Sauver la ligne ferroviaire Paray-le-Monial-Moulins
Transports. Le Conseil communautaire du Grand Charolais exprime sa vive préoccupation quant à l’avenir de l’axe ferroviaire Moulins – Paray-le-Monial – Lyon, infrastructure indispensable à la mobilité des habitants, au développement économique et à l’attractivité de notre territoire.
Le Conseil communautaire du Grand Charolais exprime sa vive préoccupation quant à l’avenir de l’axe ferroviaire Moulins – Paray-le-Monial – Lyon, infrastructure indispensable à la mobilité des habitants, au développement économique et à l’attractivité de notre territoire.
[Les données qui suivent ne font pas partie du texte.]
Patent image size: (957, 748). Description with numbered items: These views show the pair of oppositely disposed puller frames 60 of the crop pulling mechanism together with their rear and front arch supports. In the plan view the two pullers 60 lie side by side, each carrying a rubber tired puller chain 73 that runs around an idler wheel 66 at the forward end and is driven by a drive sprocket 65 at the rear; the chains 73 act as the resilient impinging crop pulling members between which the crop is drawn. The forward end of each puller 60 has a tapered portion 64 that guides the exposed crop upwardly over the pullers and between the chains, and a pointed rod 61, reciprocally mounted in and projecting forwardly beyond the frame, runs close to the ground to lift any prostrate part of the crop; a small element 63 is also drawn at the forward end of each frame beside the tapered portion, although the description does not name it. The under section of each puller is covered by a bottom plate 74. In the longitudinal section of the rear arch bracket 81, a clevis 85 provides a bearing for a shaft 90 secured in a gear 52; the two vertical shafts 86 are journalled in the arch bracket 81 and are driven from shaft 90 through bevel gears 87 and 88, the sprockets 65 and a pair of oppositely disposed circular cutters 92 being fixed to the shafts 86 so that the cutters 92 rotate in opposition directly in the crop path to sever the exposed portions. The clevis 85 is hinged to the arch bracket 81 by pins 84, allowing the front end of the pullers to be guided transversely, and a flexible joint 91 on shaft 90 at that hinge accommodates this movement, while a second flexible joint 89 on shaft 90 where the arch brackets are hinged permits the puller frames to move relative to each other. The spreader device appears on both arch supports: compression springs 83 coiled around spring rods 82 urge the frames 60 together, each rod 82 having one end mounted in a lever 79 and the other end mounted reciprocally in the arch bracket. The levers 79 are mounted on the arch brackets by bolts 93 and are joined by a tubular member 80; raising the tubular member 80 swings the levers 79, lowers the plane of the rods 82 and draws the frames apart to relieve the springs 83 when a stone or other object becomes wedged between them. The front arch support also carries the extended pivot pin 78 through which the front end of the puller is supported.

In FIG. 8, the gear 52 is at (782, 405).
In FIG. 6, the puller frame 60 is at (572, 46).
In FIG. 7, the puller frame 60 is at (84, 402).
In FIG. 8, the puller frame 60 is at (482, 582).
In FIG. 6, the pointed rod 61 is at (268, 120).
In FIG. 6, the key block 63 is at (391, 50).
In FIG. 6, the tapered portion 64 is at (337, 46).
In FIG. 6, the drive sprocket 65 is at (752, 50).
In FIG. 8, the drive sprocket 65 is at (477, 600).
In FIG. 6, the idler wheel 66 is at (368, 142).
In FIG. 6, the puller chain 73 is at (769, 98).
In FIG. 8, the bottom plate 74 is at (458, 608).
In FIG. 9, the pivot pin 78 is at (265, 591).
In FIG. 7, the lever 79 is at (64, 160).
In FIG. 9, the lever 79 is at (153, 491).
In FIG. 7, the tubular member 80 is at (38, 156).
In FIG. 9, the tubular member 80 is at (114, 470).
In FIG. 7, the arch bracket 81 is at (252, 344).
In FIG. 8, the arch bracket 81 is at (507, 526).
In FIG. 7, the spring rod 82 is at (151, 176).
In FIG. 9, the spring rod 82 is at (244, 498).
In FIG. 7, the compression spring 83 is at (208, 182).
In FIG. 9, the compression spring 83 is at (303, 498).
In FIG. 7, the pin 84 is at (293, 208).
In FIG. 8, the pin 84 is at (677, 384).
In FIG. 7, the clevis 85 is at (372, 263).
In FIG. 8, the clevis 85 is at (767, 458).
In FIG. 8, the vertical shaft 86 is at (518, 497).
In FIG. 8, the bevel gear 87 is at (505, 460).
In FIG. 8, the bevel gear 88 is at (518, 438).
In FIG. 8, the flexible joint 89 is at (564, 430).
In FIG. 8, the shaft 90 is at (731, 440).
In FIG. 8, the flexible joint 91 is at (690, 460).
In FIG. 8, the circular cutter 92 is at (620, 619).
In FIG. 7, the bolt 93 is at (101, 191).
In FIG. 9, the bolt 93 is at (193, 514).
Cette motion s’appuie sur les motions prises depuis plusieurs années ainsi que sur l’étude pilotée et financée par notre intercommunalité en 2023.
Le tronçon Moulins – Paray-le-Monial ne constitue pas une simple ligne locale. Il est le maillon essentiel d’un axe ferroviaire interrégional reliant l’Auvergne, la Bourgogne Franche-Comté et la métropole lyonnaise. Il assure notamment la circulation du TER Lyon–Tours, l’une des rares liaisons ferroviaires transversales reliant l’est et le centre de la France sans passer par Paris. À ce titre, son rôle dépasse largement les seuls territoires qu’il traverse et participe à la cohésion des réseaux ferroviaires nationaux.
Cet axe permet chaque jour à tous les usagers et notamment les salariés, étudiants, apprentis, entreprises et touristes de rejoindre leurs destinations. Il constitue également une liaison stratégique avec les trains Intercités au départ de Moulins et représente, pour les habitants du Charolais, de l’ouest de la Saône-et-Loire et des territoires voisins, une véritable alternative au TGV pour rejoindre Paris. Dans un contexte où le coût des déplacements devient un enjeu majeur, cette ligne garantit une mobilité ferroviaire financièrement accessible au plus grand nombre et participe pleinement au principe d’égalité entre les territoires.
Or, les difficultés d’exploitation constatées depuis plusieurs semaines, liées à la dégradation de l’infrastructure, fragilisent fortement cet axe stratégique. Les limitations de circulation, les retards, les suppressions de trains et la réduction de capacité risquent d’entraîner une baisse durable de fréquentation qui ne serait que la conséquence directe de la dégradation du service.
Face à cette situation, l’État a pris ses responsabilités en annonçant sa participation au financement des travaux d’urgence à hauteur de 50 % des 25 M€. Cet engagement exceptionnel traduit la reconnaissance par l’État du caractère stratégique de cette infrastructure. Il est toutefois conditionné à une décision rapide de la Région Bourgogne Franche-Comté, appelée à financer le solde des travaux. Sans cette participation régionale, les crédits de l’État ne pourront être mobilisés et les travaux indispensables ne pourront être engagés.
Au-delà de cette première intervention, une seconde phase de régénération complète de la ligne, estimée à 35 M€, devra être inscrite dans les futurs programmes d’investissement afin de garantir durablement la sécurité, la fiabilité et le développement de cet axe ferroviaire interrégional.
En conséquence, le Conseil communautaire du Grand Charolais demande à la Région Bourgogne Franche-Comté de confirmer sans délai son engagement financier.